Short summary, because this post is already long:

  • Focus on Claude Code, Codex, or opencode. Stop collecting agents.
  • Use Opus 4.7 and GPT 5.5 through Pro/Plus/Max plans when daily productivity matters.
  • DeepSeek, Kimi, and local models are useful, but still do not replace the main workflow.
  • Agile Vibe Coding is XP with LLM: tests, Clean Code, CI, pair programming, and deploy.
  • Use ai-jail when you want agent autonomy with a filesystem fence.
  • Combine ai-jail with dangerous Claude/Codex permissions when the project is protected by Git.
  • Have real backup: Btrfs snapshots, restic, NAS, offsite, Git, Bitwarden.
  • Review git add, git diff --cached, and pushes so you do not leak secrets.
  • Use ai-memory for transient context and handoff between agents.
  • Write canonical documentation in docs/ when information needs to survive with guarantees.
  • Use ai-usagebar to know when to switch from Claude to Codex, or when to top up OpenRouter.
  • Use ghpending so you do not abandon issues and PRs.
  • Ask for refactoring explicitly after large features.
  • Run a security audit before release, preferably with more than one model.
  • Create disposable prototypes in experiments/ before deciding by faith.
  • If you disagree with a benchmark, run llm-coding-benchmark and bring new data.
  • Document decisions in markdown. Code got cheap. Documentation too.
  • Automate deploy. If it depends on a manual ritual, you will stop doing it.

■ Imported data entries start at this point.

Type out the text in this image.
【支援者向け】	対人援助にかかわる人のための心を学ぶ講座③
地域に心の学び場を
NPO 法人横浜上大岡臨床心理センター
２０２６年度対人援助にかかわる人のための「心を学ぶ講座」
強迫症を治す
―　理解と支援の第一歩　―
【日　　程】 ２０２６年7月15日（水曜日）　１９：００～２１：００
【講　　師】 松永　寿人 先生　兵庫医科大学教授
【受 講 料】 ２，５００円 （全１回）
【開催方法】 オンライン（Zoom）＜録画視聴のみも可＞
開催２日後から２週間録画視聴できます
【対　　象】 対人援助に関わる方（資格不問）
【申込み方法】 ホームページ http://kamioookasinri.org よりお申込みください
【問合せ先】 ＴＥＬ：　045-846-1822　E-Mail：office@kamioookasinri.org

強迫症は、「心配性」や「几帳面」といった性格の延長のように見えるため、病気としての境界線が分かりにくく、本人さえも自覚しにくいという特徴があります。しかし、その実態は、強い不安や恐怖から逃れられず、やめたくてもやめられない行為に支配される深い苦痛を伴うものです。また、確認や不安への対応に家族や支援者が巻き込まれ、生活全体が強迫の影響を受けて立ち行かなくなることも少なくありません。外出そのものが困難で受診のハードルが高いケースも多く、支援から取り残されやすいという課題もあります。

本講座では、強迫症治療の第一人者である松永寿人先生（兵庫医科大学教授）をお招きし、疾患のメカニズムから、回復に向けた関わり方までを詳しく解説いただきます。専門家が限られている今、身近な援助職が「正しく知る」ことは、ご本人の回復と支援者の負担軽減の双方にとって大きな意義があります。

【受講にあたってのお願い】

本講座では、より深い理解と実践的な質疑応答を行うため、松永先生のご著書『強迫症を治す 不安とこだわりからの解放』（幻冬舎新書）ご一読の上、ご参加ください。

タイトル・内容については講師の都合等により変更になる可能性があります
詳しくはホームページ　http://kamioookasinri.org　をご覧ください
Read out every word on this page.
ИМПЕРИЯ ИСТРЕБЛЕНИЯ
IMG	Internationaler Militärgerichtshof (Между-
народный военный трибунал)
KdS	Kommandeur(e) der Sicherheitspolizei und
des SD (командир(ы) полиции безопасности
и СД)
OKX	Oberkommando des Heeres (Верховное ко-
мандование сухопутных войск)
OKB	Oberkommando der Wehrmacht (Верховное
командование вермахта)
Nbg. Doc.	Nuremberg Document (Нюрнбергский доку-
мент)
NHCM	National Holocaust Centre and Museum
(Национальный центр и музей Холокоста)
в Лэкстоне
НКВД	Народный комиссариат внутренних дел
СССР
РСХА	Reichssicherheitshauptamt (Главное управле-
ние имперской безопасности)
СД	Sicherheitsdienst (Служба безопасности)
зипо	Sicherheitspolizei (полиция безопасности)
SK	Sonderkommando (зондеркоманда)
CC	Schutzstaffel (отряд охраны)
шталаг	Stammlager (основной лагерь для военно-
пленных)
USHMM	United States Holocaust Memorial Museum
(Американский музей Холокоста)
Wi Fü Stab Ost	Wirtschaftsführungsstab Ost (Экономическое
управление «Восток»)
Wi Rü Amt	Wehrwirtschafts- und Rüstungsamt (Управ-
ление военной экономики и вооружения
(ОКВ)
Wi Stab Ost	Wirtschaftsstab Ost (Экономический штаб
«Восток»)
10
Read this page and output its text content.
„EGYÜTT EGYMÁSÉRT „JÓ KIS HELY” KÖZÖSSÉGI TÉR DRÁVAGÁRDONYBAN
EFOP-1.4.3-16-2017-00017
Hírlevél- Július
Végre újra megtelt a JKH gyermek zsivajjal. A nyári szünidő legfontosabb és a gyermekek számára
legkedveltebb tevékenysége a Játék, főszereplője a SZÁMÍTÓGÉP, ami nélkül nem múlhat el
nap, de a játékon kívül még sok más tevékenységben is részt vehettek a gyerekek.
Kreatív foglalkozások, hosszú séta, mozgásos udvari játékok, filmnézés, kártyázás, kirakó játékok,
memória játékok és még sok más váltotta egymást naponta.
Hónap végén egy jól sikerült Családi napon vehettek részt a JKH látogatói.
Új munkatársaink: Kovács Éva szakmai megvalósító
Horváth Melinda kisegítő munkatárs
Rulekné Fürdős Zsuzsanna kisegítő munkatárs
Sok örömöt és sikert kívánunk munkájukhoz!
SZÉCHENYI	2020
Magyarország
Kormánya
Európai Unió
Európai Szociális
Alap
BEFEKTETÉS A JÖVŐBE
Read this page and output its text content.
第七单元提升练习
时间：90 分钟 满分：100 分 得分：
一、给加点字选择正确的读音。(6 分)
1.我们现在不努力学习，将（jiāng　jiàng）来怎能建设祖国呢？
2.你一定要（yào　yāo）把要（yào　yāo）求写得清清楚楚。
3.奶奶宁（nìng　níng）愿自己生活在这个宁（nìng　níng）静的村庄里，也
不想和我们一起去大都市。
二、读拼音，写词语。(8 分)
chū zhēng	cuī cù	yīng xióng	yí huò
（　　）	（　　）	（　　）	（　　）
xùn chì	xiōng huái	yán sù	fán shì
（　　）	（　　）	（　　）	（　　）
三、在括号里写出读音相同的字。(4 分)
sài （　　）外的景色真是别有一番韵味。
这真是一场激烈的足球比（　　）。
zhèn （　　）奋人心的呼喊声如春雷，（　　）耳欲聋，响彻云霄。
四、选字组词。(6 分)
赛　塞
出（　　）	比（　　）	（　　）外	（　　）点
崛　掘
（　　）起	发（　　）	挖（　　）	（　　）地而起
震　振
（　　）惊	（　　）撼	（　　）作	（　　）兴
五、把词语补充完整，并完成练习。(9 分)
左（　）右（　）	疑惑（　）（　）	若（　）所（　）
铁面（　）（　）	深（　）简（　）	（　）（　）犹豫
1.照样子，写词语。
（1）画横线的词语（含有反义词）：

In the end, it is the same advice as always: tools change, engineering does not. LLM increases leverage. If you already had good habits, you will produce more. If you did not, you will just produce mess faster.

And yes, this changes the interface of the work. I already wrote about that in “VS Code Is the New Punch Card”: polishing pixels in an editor is now old-programmer nostalgia. The hard part is writing intent correctly, reviewing execution without being lazy, measuring results, throwing away cheap code, and not confusing opinion with data.